“I thought I just needed a night’s sleep, but it’s…it’s more than that” Llewyn Davis admits towards the end of the Coen Brothers latest masterpiece – a melancholic and sombre meditation on life as an ever-discouraged artist with all its uncertainty, setbacks, heartbreaks, loneliness and unrewarded effort. It’s a masterfully shot piece of work with marvellous costumes, expectedly great dry humour and an exquisite soundtrack that feels – 50 years in the future – as awakening as a 1961 winter’s morning in the Greenwich Village that the film is set.
Davis (Oscar Isaac) is a talented musician with a clearly diminished enthusiasm and lust for life after the recent suicide of his musical partner, Mike. Touring the couches of his friends more than concert venues, he’s certainly not going to find the good night’s sleep he craves as he shamefully loathes his desperate need to visit the house of Mike’s (assumed) parents because of its painful reminder, and that of his friends Jean (Carey Mulligan) and Jim (Justin Timberlake) because of his recent affair with Jean. But it’s his faults, flaws and inadequacies that have led to his current situation where self-defeating mishap after mishap snowballs into a collective monumental problem of emotional stability and identity crisis that many in the performing arts suffer from on varying levels. The death has clearly left its mark on Davis, who forever carries its baggage with him alongside his acoustic guitar; it’s draining away the passion for music that allowed him to do more than “just exist” but now barely keeps him more alive than Mike.
For much of Inside Llewyn Davis the titular character is joined by a ginger cat, including a scene halfway through the film where he travels to Chicago with cynical jazz careerist Roland Turner (John Goodman) and his pitiful helper Johnny Five (Garrett Hedlund). It’s something reminiscent of Barton Fink in its hallucinatory perspective as Davis is trapped between someone who he resents as a possibility for his future and someone he sadly relates all too much to now. It’s a surreal nightmare he wants to wake up from in front of Bud Grossman, the venue manager he’s travelling to audition for. Johnny is arrested mid-commute, leaving Davis to hitchhike the rest of the journey and choosing to abandon the ginger cat. On his way back driving from Chicago to New York, he inadvertently hits the cat and sees it hobbling off bloodied and near death. Both these instances are important in distinguishing the much debated relevance of the cat, with my initial reaction aligning alongside Emma Dibdin at Digital Spy in that the cat is Mike.

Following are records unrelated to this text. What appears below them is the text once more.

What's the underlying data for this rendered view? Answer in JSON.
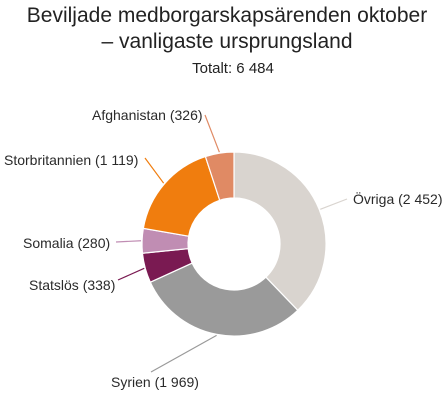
{
  "chart_data": {
    "type": "pie",
    "variant": "donut",
    "title_line1": "Beviljade medborgarskapsärenden oktober",
    "title_line2": "– vanligaste ursprungsland",
    "subtitle": "Totalt: 6 484",
    "slices": [
      {
        "name": "Övriga",
        "value": 2452,
        "label": "Övriga (2 452)",
        "color": "#d9d4cf"
      },
      {
        "name": "Syrien",
        "value": 1969,
        "label": "Syrien (1 969)",
        "color": "#9a9a9a"
      },
      {
        "name": "Statslös",
        "value": 338,
        "label": "Statslös (338)",
        "color": "#7a1a52"
      },
      {
        "name": "Somalia",
        "value": 280,
        "label": "Somalia (280)",
        "color": "#c08db3"
      },
      {
        "name": "Storbritannien",
        "value": 1119,
        "label": "Storbritannien (1 119)",
        "color": "#f07d0e"
      },
      {
        "name": "Afghanistan",
        "value": 326,
        "label": "Afghanistan (326)",
        "color": "#e08a64"
      }
    ]
  }
}
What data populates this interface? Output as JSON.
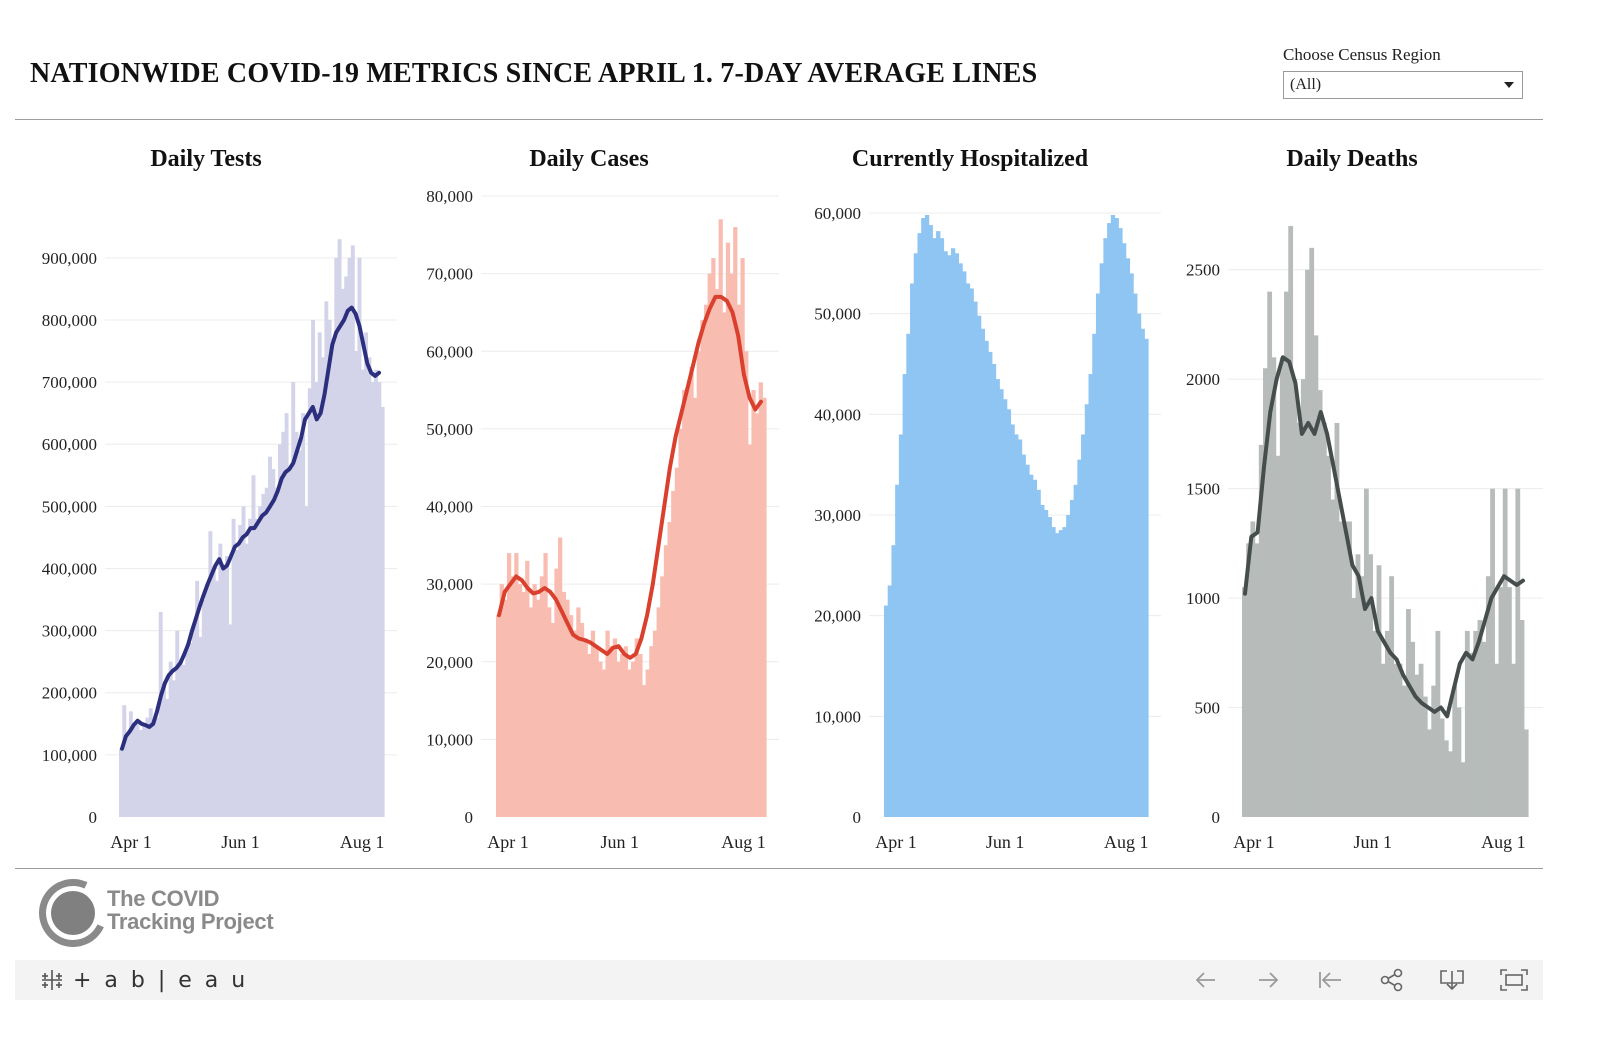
{
  "title": "NATIONWIDE COVID-19 METRICS SINCE APRIL 1. 7-DAY AVERAGE LINES",
  "filter": {
    "label": "Choose Census Region",
    "value": "(All)"
  },
  "footer": {
    "logo_line1": "The COVID",
    "logo_line2": "Tracking Project",
    "tableau_word": "+ a b | e a u"
  },
  "toolbar_icons": [
    "undo-icon",
    "redo-icon",
    "revert-icon",
    "share-icon",
    "download-icon",
    "fullscreen-icon"
  ],
  "chart_data": [
    {
      "type": "bar",
      "title": "Daily Tests",
      "x_ticks": [
        "Apr 1",
        "Jun 1",
        "Aug 1"
      ],
      "y_ticks": [
        "0",
        "100,000",
        "200,000",
        "300,000",
        "400,000",
        "500,000",
        "600,000",
        "700,000",
        "800,000",
        "900,000"
      ],
      "ylim": [
        0,
        940000
      ],
      "bar_color": "#d3d3e9",
      "line_color": "#2b2f7e",
      "daily_values": [
        110000,
        180000,
        130000,
        170000,
        145000,
        150000,
        140000,
        150000,
        160000,
        175000,
        150000,
        160000,
        330000,
        215000,
        190000,
        250000,
        220000,
        300000,
        250000,
        245000,
        270000,
        280000,
        310000,
        380000,
        290000,
        350000,
        370000,
        460000,
        400000,
        380000,
        440000,
        400000,
        420000,
        310000,
        480000,
        430000,
        470000,
        500000,
        440000,
        480000,
        550000,
        480000,
        500000,
        520000,
        530000,
        580000,
        560000,
        530000,
        600000,
        620000,
        650000,
        560000,
        700000,
        620000,
        590000,
        650000,
        500000,
        690000,
        800000,
        700000,
        780000,
        740000,
        830000,
        800000,
        770000,
        900000,
        930000,
        850000,
        870000,
        900000,
        920000,
        750000,
        900000,
        720000,
        780000,
        740000,
        700000,
        720000,
        700000,
        660000
      ],
      "avg_values": [
        110000,
        130000,
        138000,
        148000,
        155000,
        150000,
        148000,
        145000,
        150000,
        170000,
        195000,
        215000,
        228000,
        235000,
        240000,
        248000,
        262000,
        278000,
        300000,
        320000,
        340000,
        358000,
        375000,
        390000,
        405000,
        415000,
        400000,
        405000,
        420000,
        435000,
        440000,
        450000,
        455000,
        465000,
        465000,
        475000,
        485000,
        490000,
        500000,
        510000,
        525000,
        545000,
        555000,
        560000,
        570000,
        590000,
        610000,
        640000,
        650000,
        660000,
        640000,
        650000,
        680000,
        720000,
        760000,
        780000,
        790000,
        800000,
        815000,
        820000,
        810000,
        790000,
        760000,
        730000,
        715000,
        710000,
        715000
      ],
      "date_start": "Apr 1",
      "tick_positions": [
        0,
        61,
        122
      ],
      "n_days": 140
    },
    {
      "type": "bar",
      "title": "Daily Cases",
      "x_ticks": [
        "Apr 1",
        "Jun 1",
        "Aug 1"
      ],
      "y_ticks": [
        "0",
        "10,000",
        "20,000",
        "30,000",
        "40,000",
        "50,000",
        "60,000",
        "70,000",
        "80,000"
      ],
      "ylim": [
        0,
        80000
      ],
      "bar_color": "#f9bcb1",
      "line_color": "#d9412e",
      "daily_values": [
        26000,
        30000,
        28000,
        34000,
        31000,
        34000,
        30000,
        29000,
        33000,
        27000,
        30000,
        28000,
        31000,
        34000,
        27000,
        25000,
        32000,
        36000,
        29000,
        28000,
        26000,
        24000,
        27000,
        25000,
        23000,
        21000,
        24000,
        22000,
        20000,
        19000,
        24000,
        22000,
        23000,
        20000,
        21000,
        22000,
        19000,
        20000,
        23000,
        21000,
        17000,
        19000,
        22000,
        24000,
        27000,
        31000,
        35000,
        38000,
        42000,
        45000,
        50000,
        55000,
        55000,
        58000,
        54000,
        60000,
        64000,
        66000,
        70000,
        72000,
        68000,
        77000,
        65000,
        74000,
        70000,
        76000,
        66000,
        72000,
        60000,
        48000,
        55000,
        52000,
        56000,
        54000
      ],
      "avg_values": [
        26000,
        29000,
        30000,
        31000,
        30500,
        29500,
        28800,
        29000,
        29500,
        29000,
        28000,
        26500,
        25000,
        23500,
        23000,
        22800,
        22500,
        22000,
        21500,
        21000,
        21800,
        22000,
        21000,
        20500,
        21000,
        23000,
        26000,
        30000,
        35000,
        40000,
        45000,
        49000,
        52000,
        55000,
        58000,
        61000,
        63500,
        65500,
        67000,
        67000,
        66500,
        65000,
        62000,
        57000,
        54000,
        52500,
        53500
      ],
      "date_start": "Apr 1",
      "tick_positions": [
        0,
        61,
        122
      ],
      "n_days": 140
    },
    {
      "type": "bar",
      "title": "Currently Hospitalized",
      "x_ticks": [
        "Apr 1",
        "Jun 1",
        "Aug 1"
      ],
      "y_ticks": [
        "0",
        "10,000",
        "20,000",
        "30,000",
        "40,000",
        "50,000",
        "60,000"
      ],
      "ylim": [
        0,
        60000
      ],
      "bar_color": "#8ec5f2",
      "daily_values": [
        21000,
        23000,
        27000,
        33000,
        38000,
        44000,
        48000,
        53000,
        56000,
        58000,
        59500,
        59800,
        58800,
        57500,
        58200,
        57500,
        56200,
        55800,
        56500,
        56000,
        55000,
        54200,
        53000,
        52500,
        51200,
        49800,
        48500,
        47300,
        46200,
        45000,
        43500,
        42500,
        41500,
        40500,
        39000,
        38000,
        37500,
        36000,
        35000,
        34000,
        33500,
        32500,
        31000,
        30500,
        29800,
        28800,
        28200,
        28500,
        28800,
        30000,
        31500,
        33000,
        35500,
        38000,
        41000,
        44000,
        48000,
        52000,
        55000,
        57500,
        59000,
        59800,
        59500,
        58500,
        57000,
        55500,
        54000,
        52000,
        50000,
        48500,
        47500
      ],
      "date_start": "Apr 1",
      "tick_positions": [
        0,
        61,
        122
      ],
      "n_days": 140
    },
    {
      "type": "bar",
      "title": "Daily Deaths",
      "x_ticks": [
        "Apr 1",
        "Jun 1",
        "Aug 1"
      ],
      "y_ticks": [
        "0",
        "500",
        "1000",
        "1500",
        "2000",
        "2500"
      ],
      "ylim": [
        0,
        2750
      ],
      "bar_color": "#b7bcbb",
      "line_color": "#464d4d",
      "daily_values": [
        1050,
        1250,
        1350,
        1250,
        1700,
        2050,
        2400,
        2100,
        1650,
        2100,
        2400,
        2700,
        2000,
        1800,
        2000,
        2500,
        2600,
        2200,
        1950,
        1800,
        1650,
        1450,
        1800,
        1350,
        1350,
        1350,
        1000,
        1200,
        1100,
        1500,
        1200,
        850,
        1150,
        700,
        850,
        1100,
        700,
        700,
        600,
        950,
        800,
        650,
        700,
        550,
        400,
        600,
        850,
        450,
        350,
        300,
        600,
        500,
        250,
        850,
        750,
        850,
        900,
        800,
        1100,
        1500,
        700,
        1050,
        1500,
        1050,
        700,
        1500,
        900,
        400
      ],
      "avg_values": [
        1020,
        1280,
        1300,
        1600,
        1850,
        2000,
        2100,
        2080,
        1980,
        1750,
        1800,
        1750,
        1850,
        1750,
        1600,
        1450,
        1300,
        1150,
        1100,
        950,
        1000,
        850,
        800,
        750,
        720,
        650,
        600,
        550,
        520,
        500,
        480,
        500,
        460,
        580,
        700,
        750,
        720,
        800,
        900,
        1000,
        1050,
        1100,
        1080,
        1060,
        1080
      ],
      "date_start": "Apr 1",
      "tick_positions": [
        0,
        61,
        122
      ],
      "n_days": 140
    }
  ]
}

We’re never given any proper insight into Mike’s suicide, with the typical Coen Brothers mystery making this character study all the more fascinating. As with the cat, does he feel inadvertently responsible for his partner’s death? When leaving the cat behind (after trying to offload it on a number of people beforehand), he finally chooses to leave behind his association with Mike and go audition to prove himself as the solo act he now is. Unfortunately the harsh reality is that 1961 only values him as part of an ensemble, leaving him haunted by never-ending questions of “what if?” Is his performance of the inappropriately delightful “Hang Me, Oh Hang Me” a reference to his late partner, or a plea to any willing audience member? The film cleverly comes full circle in its pleasantly ambiguous way, seemingly allowing Davis to change the course of his life by letting go of Mike through stopping the cat squeezing through the open door and joining him. When Isaac caps off his superb performance with an “au revour”, it’s symbolic of Davis saying goodbye to this lifestyle which once illuminated his life with excitement but now brings emotionally crippling pain.
You can’t help but compare and reflect the Coen Brothers themselves to the depicted musical duo within Inside Llewyn Davis; they boost each other creatively to the point where you couldn’t imagine either be interested in making films without the other, while your interest in a project from one single member is probably diminished. Like most of their work this will remain with you for days afterwards, deserving multiple viewings to savour and appreciate its richy composite thoughts.